Editorial

Violencia, nuestros jóvenes perdidos

Nada nuevo se descubre cuando, detrás de esos índices, está el comercio de las drogas y sustancias ilícitas, de los negocios de cárteles que ven al secuestro como industria que afecta particularmente a los más jóvenes, presas fáciles de esta vorágine de destrucción a la que no se ve solución efectiva e inmediata alguna.

Violencia, nuestros jóvenes perdidos

Editorial CCM

Dolor e indignación… las muertes de dos jóvenes de universidades privadas, Norberto Ronquillo y Hugo Leonardo Avendaño, pusieron de nuevo en la opinión pública, la seria situación de violencia y cómo ha sido el papel de las autoridades para abatirla. En menos de una semana, estos dos homicidios capturaron la atención singularmente de miles de fieles católicos quienes mostraron rabia y solidaridad, demandando acciones concretas de los responsables de seguridad pública.

La condena de los homicidios llegó hasta el nivel de la Conferencia del Episcopado Mexicano. El órgano de los obispos quiso a los fieles para evitar la indiferencia ante el dolor y contribuir a la construcción de la paz.  

Estos casos vuelven nuestra mirada a la tremenda situación que padece el sector social de la juventud azotada desde diversos frentes. No sólo el crimen organizado apunta a ellos como los reclutas efectivos ofreciéndoles posibilidades de vida inauditas, fantásticas y escandalosas, dinero fácil a través del delito. Hay por otro lado, un aspecto alarmante. México es país de desaparecidos y en mayor proporción son jóvenes de quienes se desconoce su paradero, nada se sabe de ellos. Según el Registro Nacional de Datos de Personas Extraviadas o Desaparecidas (RNPED), uno de cada cuatro desaparecidos en México tiene entre 15 y 24 años. Al 31 de enero, eran 34 mil 268 mexicanos desaparecidos, de ellos 9 mil 500 jóvenes, es decir, el 27.4 por ciento. Sobre homicidios, entre el 2013 y 2016, 31 mil 357 fueron jóvenes fueron asesinados violentamente.

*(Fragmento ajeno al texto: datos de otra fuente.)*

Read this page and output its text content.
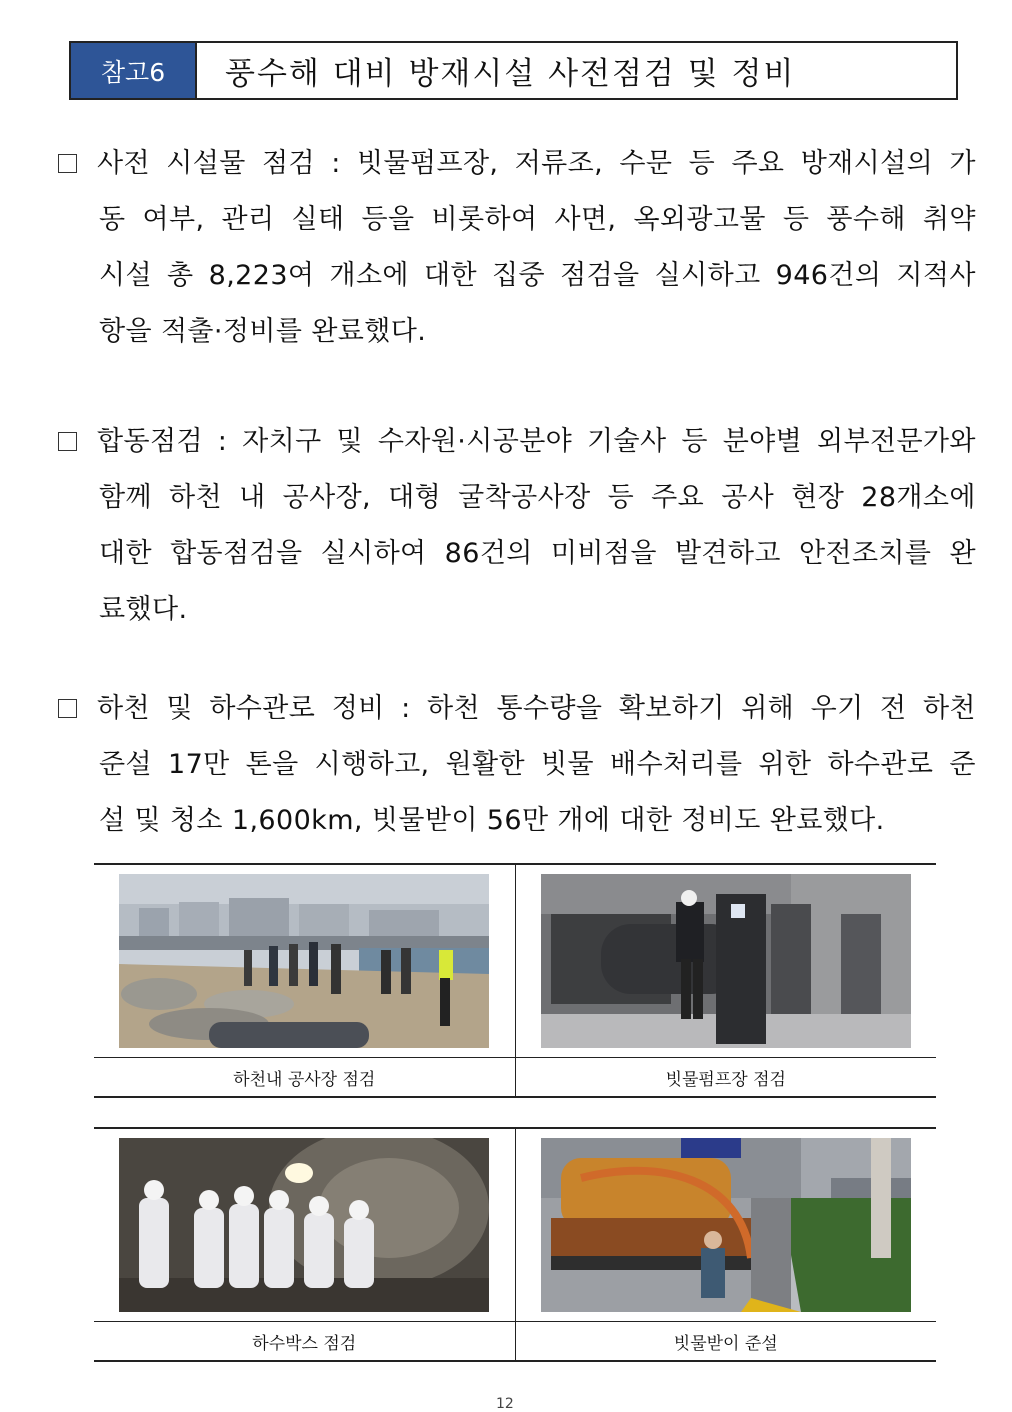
참고6	풍수해 대비 방재시설 사전점검 및 정비
사전 시설물 점검 : 빗물펌프장, 저류조, 수문 등 주요 방재시설의 가
동 여부, 관리 실태 등을 비롯하여 사면, 옥외광고물 등 풍수해 취약
시설 총 8,223여 개소에 대한 집중 점검을 실시하고 946건의 지적사
항을 적출·정비를 완료했다.
합동점검 : 자치구 및 수자원·시공분야 기술사 등 분야별 외부전문가와
함께 하천 내 공사장, 대형 굴착공사장 등 주요 공사 현장 28개소에
대한 합동점검을 실시하여 86건의 미비점을 발견하고 안전조치를 완
료했다.
하천 및 하수관로 정비 : 하천 통수량을 확보하기 위해 우기 전 하천
준설 17만 톤을 시행하고, 원활한 빗물 배수처리를 위한 하수관로 준
설 및 청소 1,600km, 빗물받이 56만 개에 대한 정비도 완료했다.
하천내 공사장 점검	빗물펌프장 점검
하수박스 점검	빗물받이 준설
12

Llama la atención también que en últimos meses se hayan reportado desapariciones y asesinatos en comunidades universitarias. En los últimos dos años, 2017-2019, en instalaciones de la Universidad Nacional Autónoma de México se cometieron nueve muertes violentas: cinco mujeres y cuatro hombres, todos jóvenes.

Tal como el caso Hugo Leonardo Avendaño, que unió a la comunidad católica, se recuerda también el de Mara Fernanda Castilla, estudiante de la Universidad Popular Autónoma de Puebla quien dejó de existir a los 19 años. Como se recordará en 2017, ese feminicidio fue condenado por los arzobispos de México, Puebla, Monterrey y Xalapa, ciudad natal de Mara Fernanda. Los prelados repudiaron el hecho advirtiendo de la escalada de violencia y exigieron solución de impunes feminicidios en otras partes del país además de elevar oraciones por el eterno descanso de la joven asesinada en Puebla.

En ese 2017, el arzobispo de Xalapa, Hipólito Reyes Larios, reconoció que para las familias que atraviesan pérdidas violentas como la de Mara resulta muy difícil aprender a perdonar. Esa muerte recordó el trance que padeció la familia de Mons. Reyes Larios cuando ocho años atrás, su sobrina de 23 años, Karina Reyes Luna, fue secuestrada, torturada y asesinada.

El panorama después de esos hechos es más que desolador. La violencia rampante en México puede imputarse a causas concretas que la mantienen desatada en regiones pobres, grandes ciudades y puntos fronterizos que representan polos económicos importantes de desarrollo. Nada nuevo se descubre cuando, detrás de esos índices, está el comercio de las drogas y sustancias ilícitas, de los negocios de cárteles que ven al secuestro como industria que afecta particularmente a los más jóvenes, presas fáciles de esta vorágine de destrucción a la que no se ve solución efectiva e inmediata alguna.

Como afirmó el Pontífice emérito Benedicto XVI, en mayo de 2007 durante su peregrinación a Brasil: “Constatamos el alto índice de muertes entre los jóvenes, la amenaza de la violencia, la deplorable proliferación de las drogas, que sacude hasta la raíz más profunda a la juventud de hoy. Por eso, a menudo se habla de una juventud perdida”.